Beverly Hills, CA (PRWEB) September 22, 2005
Sometimes, having overly aggressive attorneys can backfire. The "Fashion Institute of Technology" is a small community college speciallizing in courses related to fashion design located in New York City. It goes by the initials "F.I.T.," and, like most colleges, sells t-shirts emblazoned with its initials. In 1999, F.I.T. registered its "FIT" acronym as a trademark for clothing. Because the trademark is pronounced "eff eye tea," it was allowed to be registered even though there are dozens of other registered trademarks for clothing that contain the word "fit."
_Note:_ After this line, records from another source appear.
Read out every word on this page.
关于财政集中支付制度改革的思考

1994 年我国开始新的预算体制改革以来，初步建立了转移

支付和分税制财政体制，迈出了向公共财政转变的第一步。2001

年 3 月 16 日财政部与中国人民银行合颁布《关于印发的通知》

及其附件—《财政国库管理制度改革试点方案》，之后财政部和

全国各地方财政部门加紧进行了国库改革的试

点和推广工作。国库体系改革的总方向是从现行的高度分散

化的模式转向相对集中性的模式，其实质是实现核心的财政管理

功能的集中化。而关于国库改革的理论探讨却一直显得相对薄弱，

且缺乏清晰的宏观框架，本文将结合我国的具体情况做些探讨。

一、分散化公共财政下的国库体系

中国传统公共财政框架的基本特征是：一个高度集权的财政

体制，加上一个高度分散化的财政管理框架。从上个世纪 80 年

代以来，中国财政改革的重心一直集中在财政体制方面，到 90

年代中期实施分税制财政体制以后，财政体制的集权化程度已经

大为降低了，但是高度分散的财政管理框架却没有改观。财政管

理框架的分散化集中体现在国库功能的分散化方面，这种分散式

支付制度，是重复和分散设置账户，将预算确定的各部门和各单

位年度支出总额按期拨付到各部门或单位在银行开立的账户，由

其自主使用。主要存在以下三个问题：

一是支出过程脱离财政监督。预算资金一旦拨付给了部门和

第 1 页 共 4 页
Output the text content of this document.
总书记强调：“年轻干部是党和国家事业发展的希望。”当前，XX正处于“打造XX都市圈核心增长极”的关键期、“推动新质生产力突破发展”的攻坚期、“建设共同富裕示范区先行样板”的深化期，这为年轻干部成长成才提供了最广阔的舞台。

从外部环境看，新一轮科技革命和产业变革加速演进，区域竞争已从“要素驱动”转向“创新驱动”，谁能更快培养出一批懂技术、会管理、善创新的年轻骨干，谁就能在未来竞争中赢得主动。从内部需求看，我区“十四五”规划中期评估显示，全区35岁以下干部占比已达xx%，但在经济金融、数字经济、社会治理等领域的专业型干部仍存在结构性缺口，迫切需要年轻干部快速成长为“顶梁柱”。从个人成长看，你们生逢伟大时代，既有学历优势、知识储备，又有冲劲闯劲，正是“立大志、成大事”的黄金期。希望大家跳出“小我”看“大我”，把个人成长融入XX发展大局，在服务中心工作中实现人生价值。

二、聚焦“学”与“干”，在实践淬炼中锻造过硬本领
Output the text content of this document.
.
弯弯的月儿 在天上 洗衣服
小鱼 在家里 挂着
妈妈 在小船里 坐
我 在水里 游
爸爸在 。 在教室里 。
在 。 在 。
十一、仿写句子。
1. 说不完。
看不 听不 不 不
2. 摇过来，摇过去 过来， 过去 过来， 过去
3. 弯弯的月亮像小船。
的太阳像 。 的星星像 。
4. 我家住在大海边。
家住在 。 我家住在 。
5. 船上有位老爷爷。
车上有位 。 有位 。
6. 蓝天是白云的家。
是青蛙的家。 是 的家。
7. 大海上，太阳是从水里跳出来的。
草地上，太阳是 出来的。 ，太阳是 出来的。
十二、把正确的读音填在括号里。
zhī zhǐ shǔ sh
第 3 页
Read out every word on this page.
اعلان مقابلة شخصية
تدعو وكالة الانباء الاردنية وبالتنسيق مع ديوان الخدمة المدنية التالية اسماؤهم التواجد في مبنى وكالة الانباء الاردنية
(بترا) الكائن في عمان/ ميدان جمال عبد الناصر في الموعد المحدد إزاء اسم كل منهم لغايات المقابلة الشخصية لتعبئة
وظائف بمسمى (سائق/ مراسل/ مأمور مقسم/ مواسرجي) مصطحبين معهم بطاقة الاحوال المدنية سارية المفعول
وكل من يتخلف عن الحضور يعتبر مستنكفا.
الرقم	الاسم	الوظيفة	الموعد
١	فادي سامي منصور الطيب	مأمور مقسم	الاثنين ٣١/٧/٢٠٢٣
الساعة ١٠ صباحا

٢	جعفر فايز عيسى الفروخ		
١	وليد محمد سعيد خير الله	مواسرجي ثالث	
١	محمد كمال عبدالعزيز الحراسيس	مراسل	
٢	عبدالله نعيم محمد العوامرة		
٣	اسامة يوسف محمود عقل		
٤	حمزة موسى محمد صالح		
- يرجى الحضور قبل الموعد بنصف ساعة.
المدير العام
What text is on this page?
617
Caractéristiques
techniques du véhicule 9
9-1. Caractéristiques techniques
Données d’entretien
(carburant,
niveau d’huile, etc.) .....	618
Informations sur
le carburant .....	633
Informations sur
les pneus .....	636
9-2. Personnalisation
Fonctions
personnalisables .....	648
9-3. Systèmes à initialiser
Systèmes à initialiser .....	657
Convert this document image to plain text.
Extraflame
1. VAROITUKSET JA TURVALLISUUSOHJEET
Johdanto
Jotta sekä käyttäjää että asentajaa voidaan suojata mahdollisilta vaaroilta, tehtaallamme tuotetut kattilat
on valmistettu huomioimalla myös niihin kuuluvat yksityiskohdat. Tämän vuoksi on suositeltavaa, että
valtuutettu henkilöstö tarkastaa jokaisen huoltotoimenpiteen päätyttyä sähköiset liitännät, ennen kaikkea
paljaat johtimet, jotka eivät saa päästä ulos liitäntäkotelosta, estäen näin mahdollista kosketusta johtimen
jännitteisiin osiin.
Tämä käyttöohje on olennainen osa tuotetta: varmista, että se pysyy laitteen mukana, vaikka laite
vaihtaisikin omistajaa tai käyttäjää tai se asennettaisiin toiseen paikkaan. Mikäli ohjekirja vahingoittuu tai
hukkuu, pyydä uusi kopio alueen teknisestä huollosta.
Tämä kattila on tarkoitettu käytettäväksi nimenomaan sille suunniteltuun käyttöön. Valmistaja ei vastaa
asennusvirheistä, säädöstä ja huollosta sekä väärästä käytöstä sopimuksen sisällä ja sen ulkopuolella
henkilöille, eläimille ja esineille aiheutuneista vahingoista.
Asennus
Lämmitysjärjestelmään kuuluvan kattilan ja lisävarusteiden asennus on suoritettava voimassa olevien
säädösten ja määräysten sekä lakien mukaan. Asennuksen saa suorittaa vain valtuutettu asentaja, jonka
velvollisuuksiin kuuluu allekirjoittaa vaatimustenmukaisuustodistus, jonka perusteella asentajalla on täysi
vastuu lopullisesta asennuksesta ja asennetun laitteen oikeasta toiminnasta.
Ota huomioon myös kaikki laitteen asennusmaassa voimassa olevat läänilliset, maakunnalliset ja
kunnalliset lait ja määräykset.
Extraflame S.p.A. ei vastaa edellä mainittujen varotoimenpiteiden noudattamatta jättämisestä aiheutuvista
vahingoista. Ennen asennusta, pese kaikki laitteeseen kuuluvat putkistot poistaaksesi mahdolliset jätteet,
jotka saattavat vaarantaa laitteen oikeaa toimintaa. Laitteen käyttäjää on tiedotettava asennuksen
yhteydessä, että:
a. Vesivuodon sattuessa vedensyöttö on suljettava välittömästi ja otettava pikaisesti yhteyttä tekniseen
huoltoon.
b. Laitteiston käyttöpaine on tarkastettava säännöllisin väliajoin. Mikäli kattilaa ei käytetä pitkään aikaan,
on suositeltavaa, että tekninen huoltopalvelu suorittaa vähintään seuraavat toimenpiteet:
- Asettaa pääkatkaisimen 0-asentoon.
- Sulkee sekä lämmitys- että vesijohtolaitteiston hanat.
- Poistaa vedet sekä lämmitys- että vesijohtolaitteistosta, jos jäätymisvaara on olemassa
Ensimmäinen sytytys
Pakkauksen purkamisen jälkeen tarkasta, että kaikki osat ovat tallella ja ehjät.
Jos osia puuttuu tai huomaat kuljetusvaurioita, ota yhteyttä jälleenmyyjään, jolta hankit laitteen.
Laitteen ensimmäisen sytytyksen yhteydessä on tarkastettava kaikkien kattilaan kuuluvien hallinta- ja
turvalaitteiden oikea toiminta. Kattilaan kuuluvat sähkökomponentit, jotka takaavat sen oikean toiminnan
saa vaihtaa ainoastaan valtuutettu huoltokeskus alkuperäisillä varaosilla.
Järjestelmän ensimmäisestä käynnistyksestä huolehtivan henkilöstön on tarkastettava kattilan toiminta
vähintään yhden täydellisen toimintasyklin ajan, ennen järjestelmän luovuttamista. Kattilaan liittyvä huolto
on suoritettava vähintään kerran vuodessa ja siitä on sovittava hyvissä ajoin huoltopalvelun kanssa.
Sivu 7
Last month, however, F.I.T.'s attorneys filed an opposition in the Trademark Office (Opposition No. 91166257) seeking to stop registration of another trademark containing the word "fit," namely "NyFit," pronounced "nye fit," as in "nylon-spandex fitness clothing." In the opposition papers, F.I.T.'s attorneys claimed that because the NyFit mark contained the word "fit", it is confusingly similar with F.I.T.'s registration for "FIT."
The move by F.I.T.'s attorneys, however, has backfired. In responding to the opposition, the applicant for the NyFit trademark, Frank Weyer, who happens to be a trademark attorney, pointed out that if F.I.T.'s "FIT" mark is to be read to cover the word "fit", then it is confusingly similar with dozens of other trademarks for clothing that contain the word "fit" for clothing, meaning that F.I.T.'s trademark registration is itself invalid. Mr. Weyer counterclaimed, seeking cancellation of F.I.T.'s "FIT" trademark. As a result, not only will F.I.T.'s attorneys likely fail to stop registration of the "NyFit" trademark, they may cause F.I.T. to lose its own trademark as well.
The old addage is true: lawyers who have clients that live in glass houses should be careful who they throw stones at.